Avec Franck Ferrari, nous nous sommes rencontrés, le 12 juin. Et en Russie, aujourd’hui, c’est la fête de la souveraineté, une journée où on célèbre l’indépendance du pays gagnée sur l’Union soviétique.
Franck Ferrari est enseignant au lycée français Alexandre Dumas et profite de son jour chômé pour nous parler de la France et de la Russie, 4ème épisode de notre série de « Lettres à la France ».
Qu’est-ce que ça fait d’être un Français de Moscou en ce jour de célébration et alors qu’une guerre fait rage ?

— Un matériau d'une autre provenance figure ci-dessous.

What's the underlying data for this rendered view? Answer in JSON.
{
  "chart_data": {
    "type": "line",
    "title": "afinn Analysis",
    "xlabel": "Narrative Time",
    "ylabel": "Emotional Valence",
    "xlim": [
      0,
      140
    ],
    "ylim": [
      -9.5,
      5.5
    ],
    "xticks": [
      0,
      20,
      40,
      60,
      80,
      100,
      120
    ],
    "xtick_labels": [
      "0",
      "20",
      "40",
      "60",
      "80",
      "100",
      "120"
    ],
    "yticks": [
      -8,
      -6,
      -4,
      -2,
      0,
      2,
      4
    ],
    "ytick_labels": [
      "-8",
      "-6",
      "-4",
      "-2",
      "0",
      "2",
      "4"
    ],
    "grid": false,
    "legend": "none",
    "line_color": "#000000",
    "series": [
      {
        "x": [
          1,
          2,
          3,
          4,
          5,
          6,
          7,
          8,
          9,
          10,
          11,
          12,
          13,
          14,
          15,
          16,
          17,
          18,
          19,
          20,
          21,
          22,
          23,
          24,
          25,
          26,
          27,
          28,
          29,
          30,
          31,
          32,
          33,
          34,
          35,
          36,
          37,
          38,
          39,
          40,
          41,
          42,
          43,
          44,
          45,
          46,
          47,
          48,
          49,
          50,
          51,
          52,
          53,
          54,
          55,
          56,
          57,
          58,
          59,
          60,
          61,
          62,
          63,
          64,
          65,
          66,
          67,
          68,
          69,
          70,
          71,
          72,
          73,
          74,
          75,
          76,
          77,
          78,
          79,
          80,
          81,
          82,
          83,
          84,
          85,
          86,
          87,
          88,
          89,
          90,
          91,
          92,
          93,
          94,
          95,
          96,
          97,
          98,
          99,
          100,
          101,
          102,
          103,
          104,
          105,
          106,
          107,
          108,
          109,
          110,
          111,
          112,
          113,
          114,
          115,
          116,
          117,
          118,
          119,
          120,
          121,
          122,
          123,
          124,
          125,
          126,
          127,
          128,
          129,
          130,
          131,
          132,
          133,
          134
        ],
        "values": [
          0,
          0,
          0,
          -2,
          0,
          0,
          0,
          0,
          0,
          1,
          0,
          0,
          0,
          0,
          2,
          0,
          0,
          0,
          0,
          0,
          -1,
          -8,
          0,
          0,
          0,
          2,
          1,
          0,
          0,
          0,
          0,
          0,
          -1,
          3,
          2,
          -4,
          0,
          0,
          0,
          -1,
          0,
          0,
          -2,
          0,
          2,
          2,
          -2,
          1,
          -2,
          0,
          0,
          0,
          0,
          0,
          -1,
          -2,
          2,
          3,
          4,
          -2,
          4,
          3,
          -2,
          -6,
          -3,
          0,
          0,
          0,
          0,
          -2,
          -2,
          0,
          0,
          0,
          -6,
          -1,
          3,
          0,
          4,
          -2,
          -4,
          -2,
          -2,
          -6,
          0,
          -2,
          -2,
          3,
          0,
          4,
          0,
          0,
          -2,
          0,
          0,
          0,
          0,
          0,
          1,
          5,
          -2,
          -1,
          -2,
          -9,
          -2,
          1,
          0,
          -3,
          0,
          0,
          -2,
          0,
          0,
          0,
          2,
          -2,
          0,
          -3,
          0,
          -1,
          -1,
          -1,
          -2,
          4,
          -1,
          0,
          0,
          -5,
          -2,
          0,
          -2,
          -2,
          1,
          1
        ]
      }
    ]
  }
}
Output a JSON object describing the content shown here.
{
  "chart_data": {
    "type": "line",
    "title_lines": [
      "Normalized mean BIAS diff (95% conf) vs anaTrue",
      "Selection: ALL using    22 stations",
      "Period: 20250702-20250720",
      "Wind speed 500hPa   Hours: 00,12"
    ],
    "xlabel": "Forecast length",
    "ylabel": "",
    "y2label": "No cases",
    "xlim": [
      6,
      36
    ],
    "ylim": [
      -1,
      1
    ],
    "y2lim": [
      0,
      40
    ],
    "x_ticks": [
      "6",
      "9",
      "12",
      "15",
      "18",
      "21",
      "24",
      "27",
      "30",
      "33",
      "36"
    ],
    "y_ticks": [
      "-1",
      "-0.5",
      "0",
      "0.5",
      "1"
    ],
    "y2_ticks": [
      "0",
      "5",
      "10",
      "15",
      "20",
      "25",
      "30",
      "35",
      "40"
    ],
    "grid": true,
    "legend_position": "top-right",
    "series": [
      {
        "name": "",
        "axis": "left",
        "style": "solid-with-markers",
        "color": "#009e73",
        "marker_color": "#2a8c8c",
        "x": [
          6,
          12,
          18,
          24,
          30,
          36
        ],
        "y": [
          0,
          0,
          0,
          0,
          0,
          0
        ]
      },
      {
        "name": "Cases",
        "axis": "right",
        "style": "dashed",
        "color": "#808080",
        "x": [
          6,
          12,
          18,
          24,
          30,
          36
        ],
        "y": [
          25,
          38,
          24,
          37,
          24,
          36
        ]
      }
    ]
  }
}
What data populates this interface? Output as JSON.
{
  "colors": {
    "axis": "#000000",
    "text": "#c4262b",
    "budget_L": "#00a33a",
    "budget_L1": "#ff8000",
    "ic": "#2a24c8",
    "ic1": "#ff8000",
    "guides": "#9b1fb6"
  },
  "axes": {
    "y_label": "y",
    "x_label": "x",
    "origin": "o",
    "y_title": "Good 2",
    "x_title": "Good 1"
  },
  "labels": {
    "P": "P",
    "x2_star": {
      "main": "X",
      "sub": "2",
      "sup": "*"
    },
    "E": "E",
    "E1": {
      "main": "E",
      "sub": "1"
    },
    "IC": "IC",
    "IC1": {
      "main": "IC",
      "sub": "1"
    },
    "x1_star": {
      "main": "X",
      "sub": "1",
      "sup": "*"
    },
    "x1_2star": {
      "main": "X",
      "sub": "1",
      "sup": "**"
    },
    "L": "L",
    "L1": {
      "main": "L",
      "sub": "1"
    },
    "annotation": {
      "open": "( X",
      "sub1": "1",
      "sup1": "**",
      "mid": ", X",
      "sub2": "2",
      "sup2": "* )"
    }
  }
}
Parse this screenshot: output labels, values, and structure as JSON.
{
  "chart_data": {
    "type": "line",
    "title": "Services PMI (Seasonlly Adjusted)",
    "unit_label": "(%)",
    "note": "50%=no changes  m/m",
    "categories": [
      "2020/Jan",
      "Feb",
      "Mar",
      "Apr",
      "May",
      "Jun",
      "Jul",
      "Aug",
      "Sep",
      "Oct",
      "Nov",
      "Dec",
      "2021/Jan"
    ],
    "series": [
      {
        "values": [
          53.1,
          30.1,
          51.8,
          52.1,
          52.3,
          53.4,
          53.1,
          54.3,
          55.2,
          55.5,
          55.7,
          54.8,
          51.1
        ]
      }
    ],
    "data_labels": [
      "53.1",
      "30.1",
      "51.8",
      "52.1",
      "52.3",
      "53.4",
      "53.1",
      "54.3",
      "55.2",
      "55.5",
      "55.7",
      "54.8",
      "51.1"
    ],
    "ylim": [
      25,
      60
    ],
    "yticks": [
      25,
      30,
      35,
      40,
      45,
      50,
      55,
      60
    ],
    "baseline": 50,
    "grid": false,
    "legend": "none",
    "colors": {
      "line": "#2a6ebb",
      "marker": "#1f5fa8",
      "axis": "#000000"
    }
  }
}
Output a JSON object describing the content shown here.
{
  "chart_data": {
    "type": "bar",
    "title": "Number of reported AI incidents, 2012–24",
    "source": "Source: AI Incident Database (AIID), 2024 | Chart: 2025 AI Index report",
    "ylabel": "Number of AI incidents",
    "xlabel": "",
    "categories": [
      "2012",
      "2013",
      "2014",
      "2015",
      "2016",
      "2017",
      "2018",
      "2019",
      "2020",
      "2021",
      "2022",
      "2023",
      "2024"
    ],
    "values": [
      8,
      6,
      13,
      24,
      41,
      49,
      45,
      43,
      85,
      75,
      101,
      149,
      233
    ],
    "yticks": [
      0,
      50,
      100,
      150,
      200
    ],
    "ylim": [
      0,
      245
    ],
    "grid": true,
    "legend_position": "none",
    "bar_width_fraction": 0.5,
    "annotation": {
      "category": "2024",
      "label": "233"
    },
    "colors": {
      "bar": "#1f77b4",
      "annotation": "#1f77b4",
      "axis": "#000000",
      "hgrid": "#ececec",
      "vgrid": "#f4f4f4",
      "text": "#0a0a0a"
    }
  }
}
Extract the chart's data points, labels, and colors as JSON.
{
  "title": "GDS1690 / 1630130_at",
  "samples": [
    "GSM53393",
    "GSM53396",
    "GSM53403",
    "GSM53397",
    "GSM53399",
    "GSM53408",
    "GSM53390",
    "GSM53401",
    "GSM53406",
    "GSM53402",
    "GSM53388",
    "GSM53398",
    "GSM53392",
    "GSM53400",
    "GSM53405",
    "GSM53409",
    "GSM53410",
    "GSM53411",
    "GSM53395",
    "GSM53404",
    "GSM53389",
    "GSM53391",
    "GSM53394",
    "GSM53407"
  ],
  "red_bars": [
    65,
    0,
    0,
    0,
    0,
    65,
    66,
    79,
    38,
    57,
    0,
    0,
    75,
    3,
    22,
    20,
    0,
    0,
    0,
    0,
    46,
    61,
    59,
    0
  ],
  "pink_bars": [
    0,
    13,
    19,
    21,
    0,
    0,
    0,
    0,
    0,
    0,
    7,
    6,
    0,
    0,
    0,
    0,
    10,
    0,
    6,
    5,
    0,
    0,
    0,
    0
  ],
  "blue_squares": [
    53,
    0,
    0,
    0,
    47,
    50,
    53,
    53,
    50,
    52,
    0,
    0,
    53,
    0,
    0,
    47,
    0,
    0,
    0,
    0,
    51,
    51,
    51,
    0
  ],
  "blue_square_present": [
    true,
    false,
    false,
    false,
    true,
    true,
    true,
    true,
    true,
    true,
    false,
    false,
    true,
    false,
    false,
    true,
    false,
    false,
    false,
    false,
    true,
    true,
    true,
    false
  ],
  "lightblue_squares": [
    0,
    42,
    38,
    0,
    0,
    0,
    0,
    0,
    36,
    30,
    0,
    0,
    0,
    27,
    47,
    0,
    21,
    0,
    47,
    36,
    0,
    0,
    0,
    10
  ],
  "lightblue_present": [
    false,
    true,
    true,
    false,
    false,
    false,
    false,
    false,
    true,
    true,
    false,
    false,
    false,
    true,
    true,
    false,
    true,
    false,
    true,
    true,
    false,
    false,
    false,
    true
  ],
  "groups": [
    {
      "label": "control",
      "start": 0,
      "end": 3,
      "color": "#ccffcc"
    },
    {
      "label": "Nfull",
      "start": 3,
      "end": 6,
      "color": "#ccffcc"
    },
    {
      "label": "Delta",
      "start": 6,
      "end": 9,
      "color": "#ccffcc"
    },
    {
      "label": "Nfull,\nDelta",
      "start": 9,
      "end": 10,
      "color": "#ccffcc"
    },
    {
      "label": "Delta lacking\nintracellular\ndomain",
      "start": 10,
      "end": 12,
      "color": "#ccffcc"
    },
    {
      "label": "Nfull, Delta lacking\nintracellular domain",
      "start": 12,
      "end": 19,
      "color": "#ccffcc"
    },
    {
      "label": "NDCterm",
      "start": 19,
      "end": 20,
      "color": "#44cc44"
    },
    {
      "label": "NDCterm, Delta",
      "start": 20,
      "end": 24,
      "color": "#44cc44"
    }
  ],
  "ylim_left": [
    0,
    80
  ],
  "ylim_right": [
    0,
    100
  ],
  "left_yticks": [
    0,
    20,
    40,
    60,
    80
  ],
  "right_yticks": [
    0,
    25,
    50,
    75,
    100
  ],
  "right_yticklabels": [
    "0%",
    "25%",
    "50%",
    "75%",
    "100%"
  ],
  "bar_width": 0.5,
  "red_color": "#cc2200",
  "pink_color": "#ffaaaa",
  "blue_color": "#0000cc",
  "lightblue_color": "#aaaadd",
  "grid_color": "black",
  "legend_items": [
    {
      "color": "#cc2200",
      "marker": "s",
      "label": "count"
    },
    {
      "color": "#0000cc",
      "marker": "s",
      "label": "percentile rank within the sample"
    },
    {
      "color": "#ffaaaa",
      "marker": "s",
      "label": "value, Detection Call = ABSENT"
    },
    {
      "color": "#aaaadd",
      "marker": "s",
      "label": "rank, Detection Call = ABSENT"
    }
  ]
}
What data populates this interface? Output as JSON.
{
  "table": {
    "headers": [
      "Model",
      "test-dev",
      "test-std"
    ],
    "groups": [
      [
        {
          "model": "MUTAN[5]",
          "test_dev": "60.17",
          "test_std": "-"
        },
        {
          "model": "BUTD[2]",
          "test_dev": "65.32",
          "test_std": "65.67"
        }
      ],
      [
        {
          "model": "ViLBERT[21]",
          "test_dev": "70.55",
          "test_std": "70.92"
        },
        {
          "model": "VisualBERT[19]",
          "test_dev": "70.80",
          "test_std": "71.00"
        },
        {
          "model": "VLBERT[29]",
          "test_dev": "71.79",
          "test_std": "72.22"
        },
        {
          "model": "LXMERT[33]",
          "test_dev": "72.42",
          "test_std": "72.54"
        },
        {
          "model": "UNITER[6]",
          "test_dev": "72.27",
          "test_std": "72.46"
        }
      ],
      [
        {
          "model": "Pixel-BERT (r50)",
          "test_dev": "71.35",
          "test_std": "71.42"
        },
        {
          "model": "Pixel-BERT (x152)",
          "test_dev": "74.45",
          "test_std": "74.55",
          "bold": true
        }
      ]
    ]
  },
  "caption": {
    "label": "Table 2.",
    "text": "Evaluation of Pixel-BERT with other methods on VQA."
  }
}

Franck Ferrari : C’est un jour non travaillé comme les autres. On se promène mais vu la situation globale c’est un peu moins la fête. Mais on ne sent pas le climat de mobilisation militaire. Aujourd’hui j’ai même vu un défilé de soldats déguisés en Romains. Des Romains ! Il fait un superbe soleil. Les Moscovites sont partis en région pour célébrer ces trois jours fériés en famille. Dans les datchas c’est l’époque des barbecues qui commence. La ville s’est vidée de ses habitants.
« Aujourd’hui j’ai vu un défilé de soldats russes déguisés en Romains.«
Boris Faure : Si on parlait de vos origines ? Que fait un Corse ici ?
Franck Ferrari : Je suis né en fait en Nouvelle-Calédonie. J’ai vécu toute mon enfance dans des îles entre la Nouvelle Calédonie, la Martinique et la Corse où j’ai mes origines. J’ai atterri en 2012 à Moscou et j’ai trouvé un appartement … dans l’île centrale de la ville.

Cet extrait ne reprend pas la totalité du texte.